Rich countries poke fingers at the ‘developing countries’. They say it is the developing world which is going to destroy the planet with its unchecked greenhouse gas emissions, larger carbon footprints and deforestation besides hundreds of other wrong doings. It seems like all the causes of climate change seem to emanate out of the poorer countries’ skies, creating melting of glaciers, rising oceans levels, loss of species of flora /fauna and degradation of forests.

Developing countries say that’s untrue; the developed nations have a historical responsibility dating back to the previous decades during their development, for which they have to pay today. They state that international climate talks must ensure that a climate finance proposal — backed by the world’s biggest economies, meets the needs of the world’s most vulnerable countries. So the fight continues between the two sides and hopefully some resolution is amicably reached at.

However, there is one glaring point that throws up questions, in the midst of the issue. One wonders what the biggest charitable institutions in the world like Oxfam and World Wildlife Fund are screaming themselves hoarse about? They demand a proposal that would require all countries to contribute to a global fund, based on their past and current emissions of greenhouse gases and the size of their economy.

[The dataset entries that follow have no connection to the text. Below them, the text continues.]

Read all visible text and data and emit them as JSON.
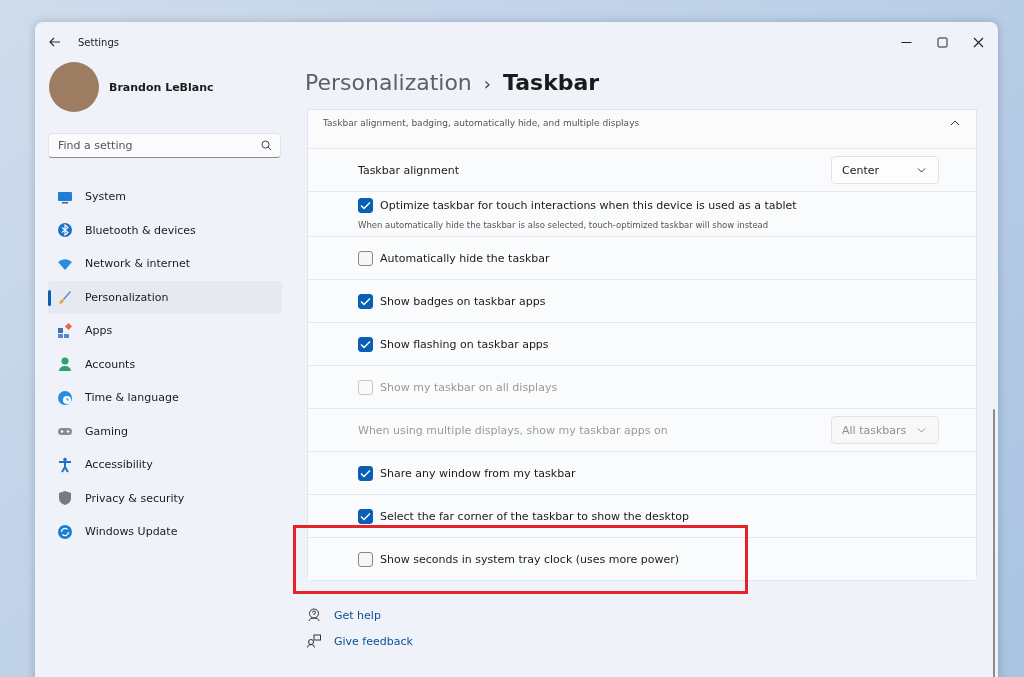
{
  "window": {
    "title": "Settings"
  },
  "user": {
    "name": "Brandon LeBlanc"
  },
  "search": {
    "placeholder": "Find a setting"
  },
  "sidebar": {
    "items": [
      {
        "label": "System",
        "selected": false
      },
      {
        "label": "Bluetooth & devices",
        "selected": false
      },
      {
        "label": "Network & internet",
        "selected": false
      },
      {
        "label": "Personalization",
        "selected": true
      },
      {
        "label": "Apps",
        "selected": false
      },
      {
        "label": "Accounts",
        "selected": false
      },
      {
        "label": "Time & language",
        "selected": false
      },
      {
        "label": "Gaming",
        "selected": false
      },
      {
        "label": "Accessibility",
        "selected": false
      },
      {
        "label": "Privacy & security",
        "selected": false
      },
      {
        "label": "Windows Update",
        "selected": false
      }
    ]
  },
  "breadcrumb": {
    "parent": "Personalization",
    "separator": "›",
    "current": "Taskbar"
  },
  "section": {
    "subtitle": "Taskbar alignment, badging, automatically hide, and multiple displays",
    "expanded": true,
    "rows": [
      {
        "kind": "dropdown",
        "label": "Taskbar alignment",
        "value": "Center",
        "disabled": false
      },
      {
        "kind": "checkbox",
        "label": "Optimize taskbar for touch interactions when this device is used as a tablet",
        "description": "When automatically hide the taskbar is also selected, touch-optimized taskbar will show instead",
        "checked": true,
        "disabled": false
      },
      {
        "kind": "checkbox",
        "label": "Automatically hide the taskbar",
        "checked": false,
        "disabled": false
      },
      {
        "kind": "checkbox",
        "label": "Show badges on taskbar apps",
        "checked": true,
        "disabled": false
      },
      {
        "kind": "checkbox",
        "label": "Show flashing on taskbar apps",
        "checked": true,
        "disabled": false
      },
      {
        "kind": "checkbox",
        "label": "Show my taskbar on all displays",
        "checked": false,
        "disabled": true
      },
      {
        "kind": "dropdown",
        "label": "When using multiple displays, show my taskbar apps on",
        "value": "All taskbars",
        "disabled": true
      },
      {
        "kind": "checkbox",
        "label": "Share any window from my taskbar",
        "checked": true,
        "disabled": false
      },
      {
        "kind": "checkbox",
        "label": "Select the far corner of the taskbar to show the desktop",
        "checked": true,
        "disabled": false
      },
      {
        "kind": "checkbox",
        "label": "Show seconds in system tray clock (uses more power)",
        "checked": false,
        "disabled": false,
        "highlighted": true
      }
    ]
  },
  "links": [
    "Get help",
    "Give feedback"
  ]
}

Oxfam says that this proposal remains dependent on individual countries being willing to deliver on their funding commitments — a risky strategy given that rich countries have been notoriously bad at delivering aid money they have promised developing countries. They say rich countries have largely created the climate crisis but it is poor countries that are being hit first and hardest, and who are least able to cope.

Neutral funding

For example Oxfam estimates that by 2015 the average number of people affected each year by climate-related disasters could increase by over 50 per cent to 375 million — nearly all of them in the developing world. Oxfam International’s senior climate advisor, Antonio Hill, said: “Its good news that the world’s richest countries are putting their weight behind a proposal for financing climate action in poor countries. However, poor countries need a guaranteed flow of funding that is not subject to the whims of national governments.”

The media carries pictures of Oxfam’s employees standing outside negotiations thinking of creative ways to point fingers at the developing world. They march around with placards and raise slogans, to what purpose?

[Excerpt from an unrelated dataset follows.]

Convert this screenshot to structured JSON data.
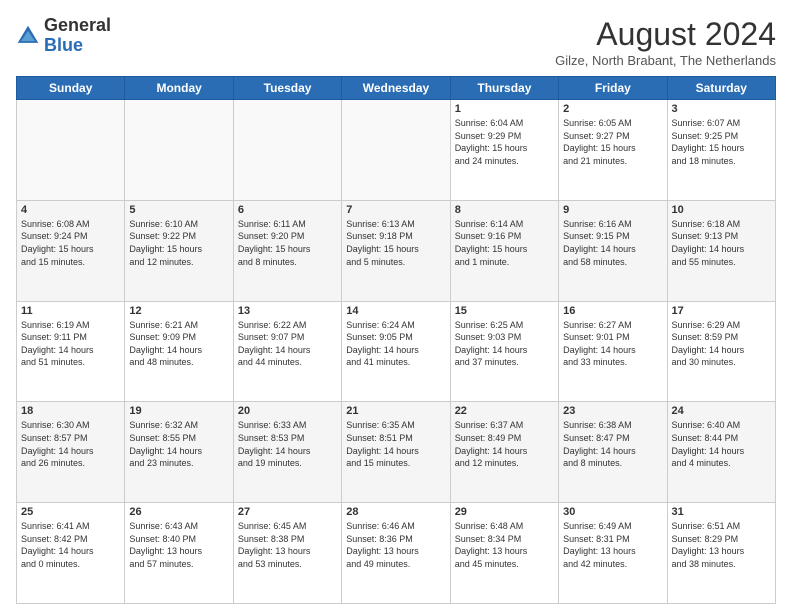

The World Wild Life Fund (WWF) too has a Global Climate Initiative wing. They too have been in the news regarding what developing nations have to do to help their poorer brothers. “We need deep reduction targets by industrialised countries. WWF is asking developed countries to agree to an aggregate emissions reduction goal of at least 40 per cent below 1990 levels by 2020,” says Kim Carstensen  leader of WWF’s Global Climate Initiative.

What are these organisations which are basically western initiatives backing us poorer countries with such forceful requests? Don’t you smell something is out of pattern? Why and what is the desperate concern of these organisations to back us? As the saying goes, “money is the root of all evil”. So, will the share of funding grow proportionately for them if the developed nations are targeted and badgered to cough up more? This is certainly worth a thought, as one can see the politics of climate change goes far deeper than just cutting global green house emissions.